Roberto Szidon (21 September 1941 – 21 December 2011) was a Brazilian classical pianist who had an international performing and recording career, and settled in Germany.

==Life and career==
Szidon was born in Porto Alegre, Brazil in 1941. He gave his first concert at age 9 in his home town. He then studied composition with Karl Faust, and continued his pianistic studies in the United States with Ilona Kabos and Claudio Arrau.

Szidon played with many renowned orchestras. In 1977, he completed a Southern Africa tour. He was the soloist at the premiere of Camargo Guarnieri's Piano Concerto No. 4, in Porto Alegre, on 6 September 1972.

As a recording artist, Szidon was best known for his complete recording of the 10 Piano Sonatas and the Fantaisie in B minor by Alexander Scriabin and his complete recording of the 19 Hungarian Rhapsodies and the Rhapsodie espagnole by Franz Liszt.

Szidon recorded a prize-winning LP in 1965 of Heitor Villa-Lobos's Rudepoêma. Other Villa-Lobos works in his discography were A fiandeira, Saudades dos selvas brasileiras, New York Skyline (1957 version), Carnaval dos crianças, A lenda do caboclo, Suite floral, Op. 97 (1949 revision), and 16 Cirandas and 12 Cirandinhas.
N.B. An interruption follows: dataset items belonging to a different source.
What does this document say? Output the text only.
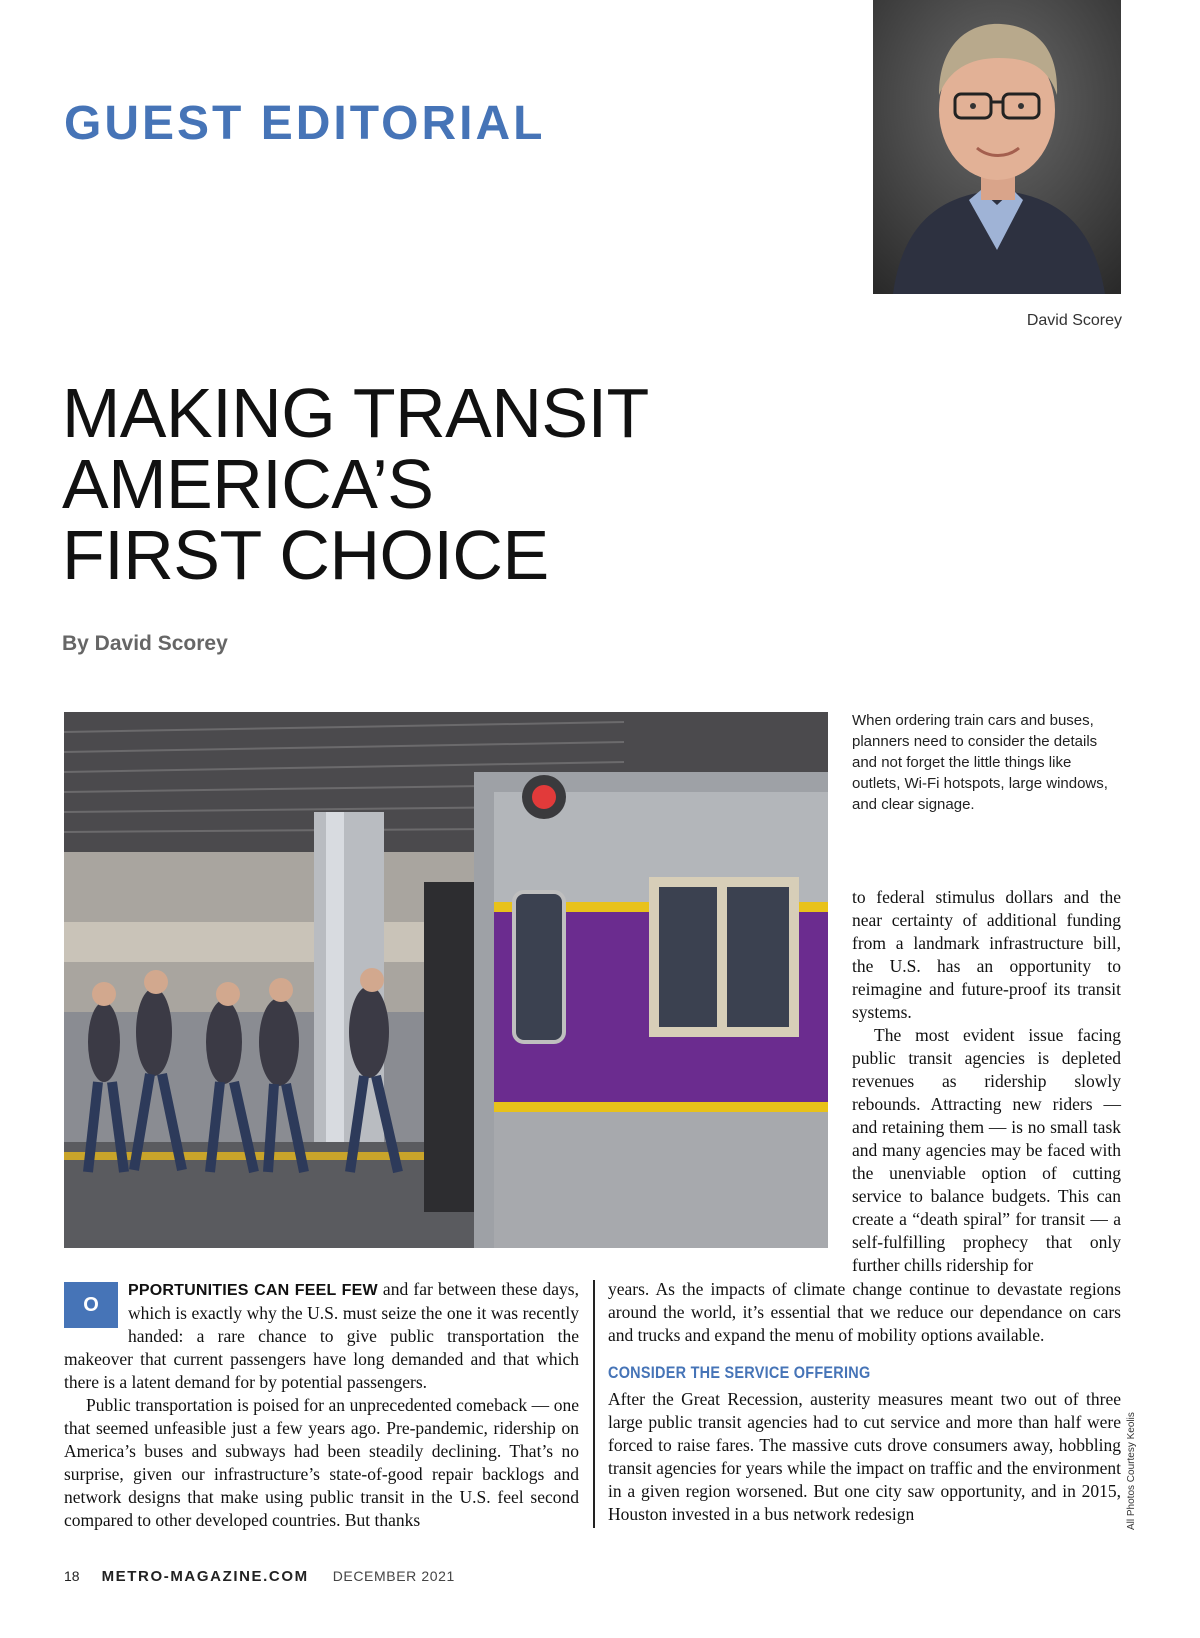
GUEST EDITORIAL
David Scorey
MAKING TRANSIT
AMERICA’S
FIRST CHOICE
By David Scorey
When ordering train cars and buses, planners need to consider the details and not forget the little things like outlets, Wi-Fi hotspots, large windows, and clear signage.

to federal stimulus dollars and the near certainty of additional funding from a landmark infrastructure bill, the U.S. has an opportunity to reimagine and future-proof its transit systems.

The most evident issue facing public transit agencies is depleted revenues as ridership slowly rebounds. Attracting new riders — and retaining them — is no small task and many agencies may be faced with the unenviable option of cutting service to balance budgets. This can create a “death spiral” for transit — a self-fulfilling prophecy that only further chills ridership for

O
PPORTUNITIES CAN FEEL FEW and far between these days, which is exactly why the U.S. must seize the one it was recently handed: a rare chance to give public transportation the makeover that current passengers have long demanded and that which there is a latent demand for by potential passengers.

Public transportation is poised for an unprecedented comeback — one that seemed unfeasible just a few years ago. Pre-pandemic, ridership on America’s buses and subways had been steadily declining. That’s no surprise, given our infrastructure’s state-of-good repair backlogs and network designs that make using public transit in the U.S. feel second compared to other developed countries. But thanks

years. As the impacts of climate change continue to devastate regions around the world, it’s essential that we reduce our dependance on cars and trucks and expand the menu of mobility options available.

CONSIDER THE SERVICE OFFERING

After the Great Recession, austerity measures meant two out of three large public transit agencies had to cut service and more than half were forced to raise fares. The massive cuts drove consumers away, hobbling transit agencies for years while the impact on traffic and the environment in a given region worsened. But one city saw opportunity, and in 2015, Houston invested in a bus network redesign	All Photos Courtesy Keolis
18 METRO-MAGAZINE.COM DECEMBER 2021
He also recorded the works of other Brazilian composers such as Ernesto Nazareth, Francisco Mignone and Chiquinha Gonzaga.

Szidon also recorded Frédéric Chopin's 4 Scherzos and 4 Impromptus (Deutsche Grammophon LP 536 378), Sergei Rachmaninoff's 2nd Sonata, Sergei Prokofiev's 6th Sonata,
as well as Charles Ives's "Concord Sonata", Edward MacDowell's Second Concerto and Gershwin's Concerto in F.

He frequently performed and recorded chamber music with violinist Jenny Abel, and recorded with Thomas Quasthoff Schumann's Dichterliebe, Liederkreis, Op. 39, and other songs. He taught piano at the music academies in Hannover and Düsseldorf, where he was a professor of piano until his death.

Szidon died in December 2011, in Düsseldorf, Germany, of a heart attack, aged 70.